An 8xl motor on 4s and a 14xl on 8s spin about the same rpm, and thus would run the same gearing in the same rc to get the same overall speed. The 14xl ran cooler (it actually did not overheat in a 30min bash) vs the 8xl (20 mins was about all it could handle).

Also, going from 4s to 6s made a big difference too. a 1515 sized motor on 4s always seemed to have issues (like a 1515 1y) with a heavy truck, but dropping to a lower kv motor and going to 6s worked fine with the 1515 size.

Any reason why I saw this?

Must have been the super ma packs you were running! It's contradictory to some of the above posts but my hv low kv setups have always had way more snap and power through the throttle band over my lv high kv setups.

Thanks Shonen, my brain didn't hurt on that one:smile:

I had a look at Brian's car set up guide and compared a stock e-revo geared for 45mph on 2s and 6s.

6s result was 15a, 333w average draw and 98a, 2175w burst
OMGWTFBBQ result was 45a, 378w average draw and 292a, 2453w burst

I went a step further and made my own hyperthetical using Asheck's revo as target power. Trying to assume the same driving style etc.. Average 15a on 4s = 252w average guessing 1680w burst (100a burst * 16.8)

HV setup-

Motor- Neu 1515 3D, 1360kv, 0.012ohms, 30200rpm (on 6s)
Battery- Hyperion 6s, 2200mah, 35c, 0.014ohms
Esc- MMM, 0.0003ohms

Power-

22.2v * 11.4a = 253w average
22.2v * 76a = 1687w burst

Losses-

11.4a * 11.4a * 0.0263ohms (combined resistance) = 3.4w average
76a * 76a * 0.0263ohms = 152w burst

3.4/253 = 1.34% power loss to heat average
152/1680 = 9% burst

OMGWTFBBQ set up-

Motor- Neu 1515 1D, 4100kv, 0.003ohms, 30340rpm (on 2s)
Battery- Hyperion 2s, 6500mah, 35c, 0.0021ohms
Esc- MMM, 0.0003ohms

Power-

7.4v * 34a = 252w average
7.4v * 227a = 1680w burst

Losses-

34a * 34a * 0.0054ohms (combined resistance)= 6w average
227a * 227a * 0.0054ohms = 278w burst

6w/252w = 2.4% power loss average
278w/1680w = 16.5% burst


Those 2 setups do not take into account losses from wires or voltage drop which would affect the LV setup more than HV. On top of that, the rate of temperature increase will be more on the LV setup due to higher amps which of course affect all components leading to more resistance, heat, voltage drop.
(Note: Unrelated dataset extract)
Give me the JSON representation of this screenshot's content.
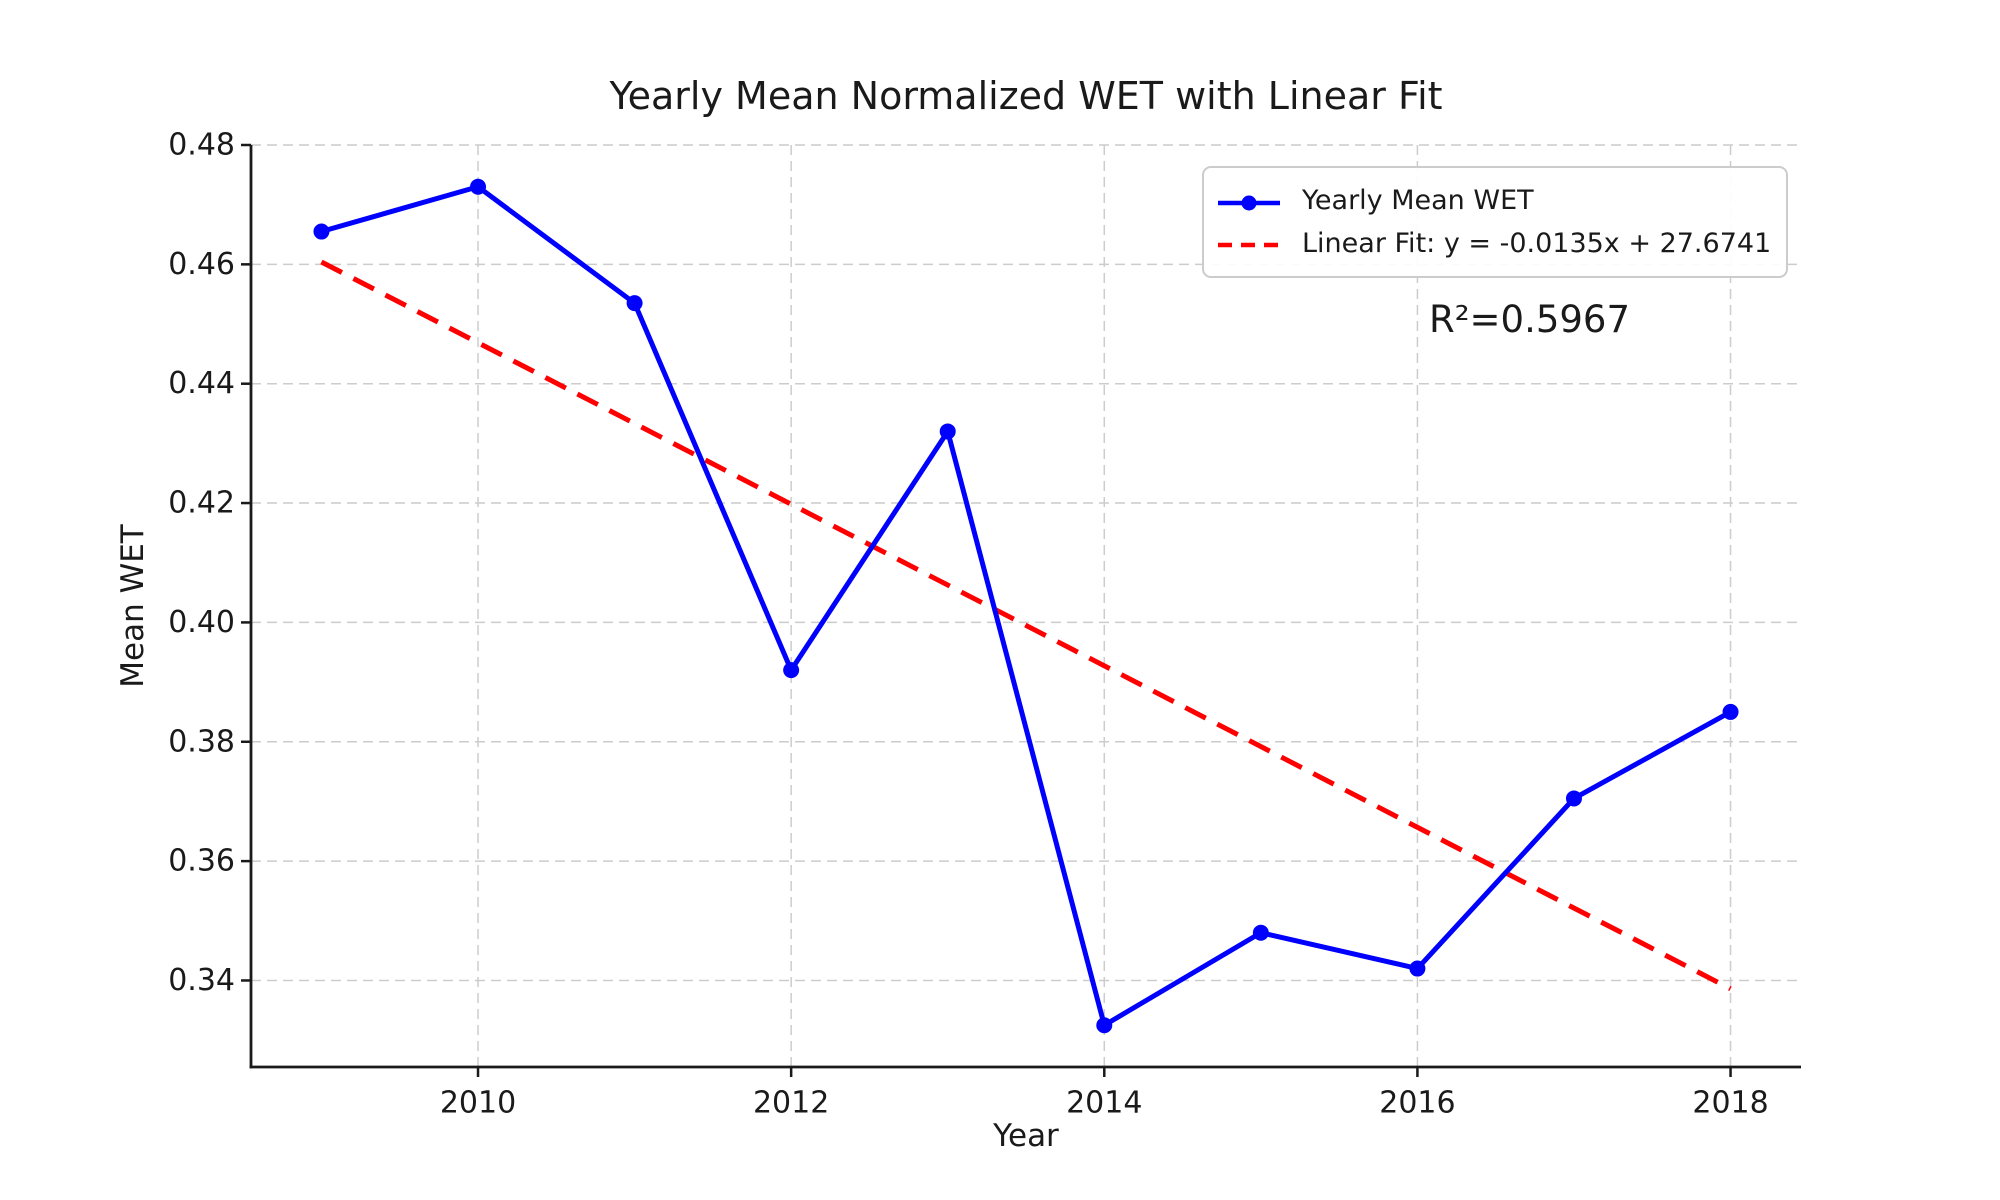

I did this for my own curiosity but figured I would post it since I took the time to work it out.

Panda: FYI, the setup guide algorithm takes vehicle weight and target speed and produces a "required power" figure. Then, calculating the current draws (average and burst) is a matter of joule's law based on the voltage used. As such, this is not exact, so keep that in mind.
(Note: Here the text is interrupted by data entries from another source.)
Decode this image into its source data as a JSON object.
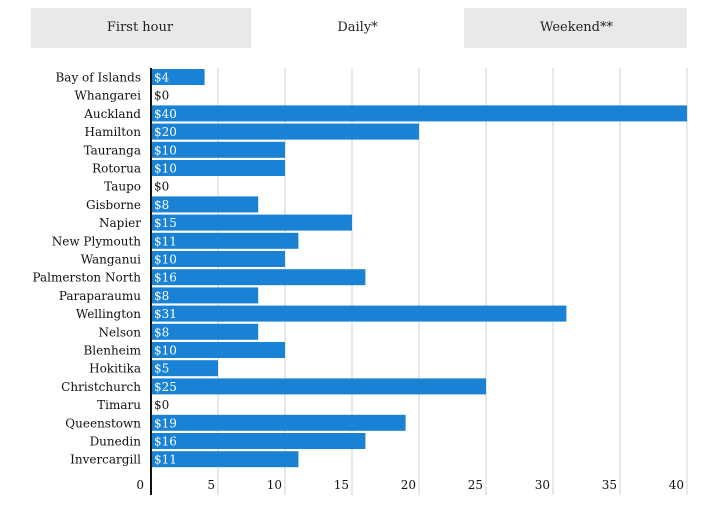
{
  "tabs": [
    {
      "label": "First hour",
      "active": false
    },
    {
      "label": "Daily*",
      "active": true
    },
    {
      "label": "Weekend**",
      "active": false
    }
  ],
  "colors": {
    "bar": "#1a82d4",
    "gridline": "#d0d0d0",
    "axis": "#111111",
    "active_tab": "#ffffff",
    "inactive_tab": "#e9e9e9"
  },
  "chart_data": {
    "type": "bar",
    "orientation": "horizontal",
    "categories": [
      "Bay of Islands",
      "Whangarei",
      "Auckland",
      "Hamilton",
      "Tauranga",
      "Rotorua",
      "Taupo",
      "Gisborne",
      "Napier",
      "New Plymouth",
      "Wanganui",
      "Palmerston North",
      "Paraparaumu",
      "Wellington",
      "Nelson",
      "Blenheim",
      "Hokitika",
      "Christchurch",
      "Timaru",
      "Queenstown",
      "Dunedin",
      "Invercargill"
    ],
    "values": [
      4,
      0,
      40,
      20,
      10,
      10,
      0,
      8,
      15,
      11,
      10,
      16,
      8,
      31,
      8,
      10,
      5,
      25,
      0,
      19,
      16,
      11
    ],
    "value_labels": [
      "$4",
      "$0",
      "$40",
      "$20",
      "$10",
      "$10",
      "$0",
      "$8",
      "$15",
      "$11",
      "$10",
      "$16",
      "$8",
      "$31",
      "$8",
      "$10",
      "$5",
      "$25",
      "$0",
      "$19",
      "$16",
      "$11"
    ],
    "xlim": [
      0,
      40
    ],
    "xticks": [
      0,
      5,
      10,
      15,
      20,
      25,
      30,
      35,
      40
    ],
    "grid": true,
    "legend": "none",
    "title": "",
    "xlabel": "",
    "ylabel": ""
  }
}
I realize that real world testing will have different results. I was just showing heat loss as a calculation. I could've added further losses from a nominal 200mm of wire but I forgot and today I don't have time.
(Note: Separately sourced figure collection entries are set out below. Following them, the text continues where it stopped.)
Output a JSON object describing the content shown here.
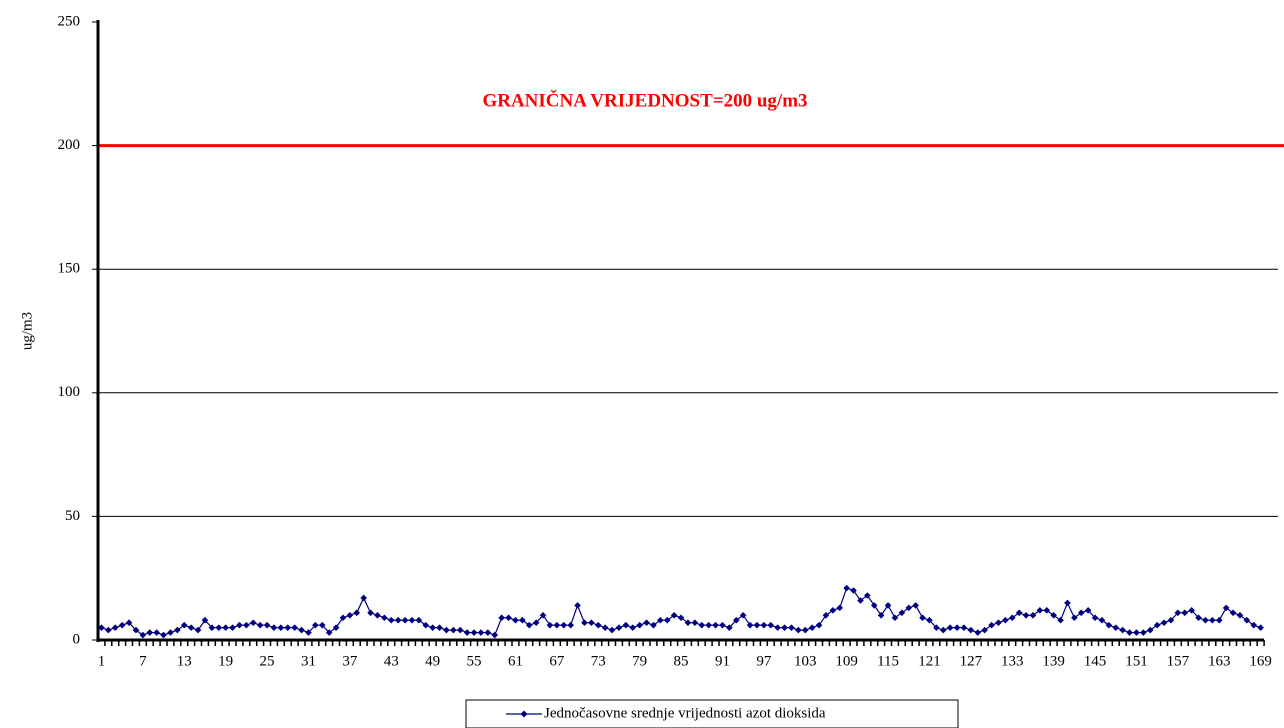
{
  "chart_data": {
    "type": "line",
    "y_label": "ug/m3",
    "categories": [
      1,
      null,
      null,
      null,
      null,
      null,
      7,
      null,
      null,
      null,
      null,
      null,
      13,
      null,
      null,
      null,
      null,
      null,
      19,
      null,
      null,
      null,
      null,
      null,
      25,
      null,
      null,
      null,
      null,
      null,
      31,
      null,
      null,
      null,
      null,
      null,
      37,
      null,
      null,
      null,
      null,
      null,
      43,
      null,
      null,
      null,
      null,
      null,
      49,
      null,
      null,
      null,
      null,
      null,
      55,
      null,
      null,
      null,
      null,
      null,
      61,
      null,
      null,
      null,
      null,
      null,
      67,
      null,
      null,
      null,
      null,
      null,
      73,
      null,
      null,
      null,
      null,
      null,
      79,
      null,
      null,
      null,
      null,
      null,
      85,
      null,
      null,
      null,
      null,
      null,
      91,
      null,
      null,
      null,
      null,
      null,
      97,
      null,
      null,
      null,
      null,
      null,
      103,
      null,
      null,
      null,
      null,
      null,
      109,
      null,
      null,
      null,
      null,
      null,
      115,
      null,
      null,
      null,
      null,
      null,
      121,
      null,
      null,
      null,
      null,
      null,
      127,
      null,
      null,
      null,
      null,
      null,
      133,
      null,
      null,
      null,
      null,
      null,
      139,
      null,
      null,
      null,
      null,
      null,
      145,
      null,
      null,
      null,
      null,
      null,
      151,
      null,
      null,
      null,
      null,
      null,
      157,
      null,
      null,
      null,
      null,
      null,
      163,
      null,
      null,
      null,
      null,
      null,
      169
    ],
    "series": [
      {
        "name": "Jednočasovne srednje vrijednosti azot dioksida",
        "color": "#000080",
        "values": [
          5,
          4,
          5,
          6,
          7,
          4,
          2,
          3,
          3,
          2,
          3,
          4,
          6,
          5,
          4,
          8,
          5,
          5,
          5,
          5,
          6,
          6,
          7,
          6,
          6,
          5,
          5,
          5,
          5,
          4,
          3,
          6,
          6,
          3,
          5,
          9,
          10,
          11,
          17,
          11,
          10,
          9,
          8,
          8,
          8,
          8,
          8,
          6,
          5,
          5,
          4,
          4,
          4,
          3,
          3,
          3,
          3,
          2,
          9,
          9,
          8,
          8,
          6,
          7,
          10,
          6,
          6,
          6,
          6,
          14,
          7,
          7,
          6,
          5,
          4,
          5,
          6,
          5,
          6,
          7,
          6,
          8,
          8,
          10,
          9,
          7,
          7,
          6,
          6,
          6,
          6,
          5,
          8,
          10,
          6,
          6,
          6,
          6,
          5,
          5,
          5,
          4,
          4,
          5,
          6,
          10,
          12,
          13,
          21,
          20,
          16,
          18,
          14,
          10,
          14,
          9,
          11,
          13,
          14,
          9,
          8,
          5,
          4,
          5,
          5,
          5,
          4,
          3,
          4,
          6,
          7,
          8,
          9,
          11,
          10,
          10,
          12,
          12,
          10,
          8,
          15,
          9,
          11,
          12,
          9,
          8,
          6,
          5,
          4,
          3,
          3,
          3,
          4,
          6,
          7,
          8,
          11,
          11,
          12,
          9,
          8,
          8,
          8,
          13,
          11,
          10,
          8,
          6,
          5
        ]
      }
    ],
    "reference_line": {
      "value": 200,
      "label": "GRANIČNA VRIJEDNOST=200 ug/m3",
      "color": "#ff0000"
    },
    "ylim": [
      0,
      250
    ],
    "yticks": [
      0,
      50,
      100,
      150,
      200,
      250
    ],
    "grid": true,
    "legend": "bottom"
  }
}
BTW the sliders used in the car setup guide is a handy tool :great:

Thanks. :smile:

BTW: There is also a tool to figure wire losses: http://www.scriptasylum.com/rc_speed...esistance.html

Yes, of course, I saw that too. There seems to be no end of growing uses on your calcs page, from newbs to pedantics. But I won't look at it tonight, it's 8:15pm and I'm still in the office. The last post was 4:00am this morning before work :sleep:

You are comparing two setups. Do the batteries have the same C rating and the same amount of energy content (say, same peak power)?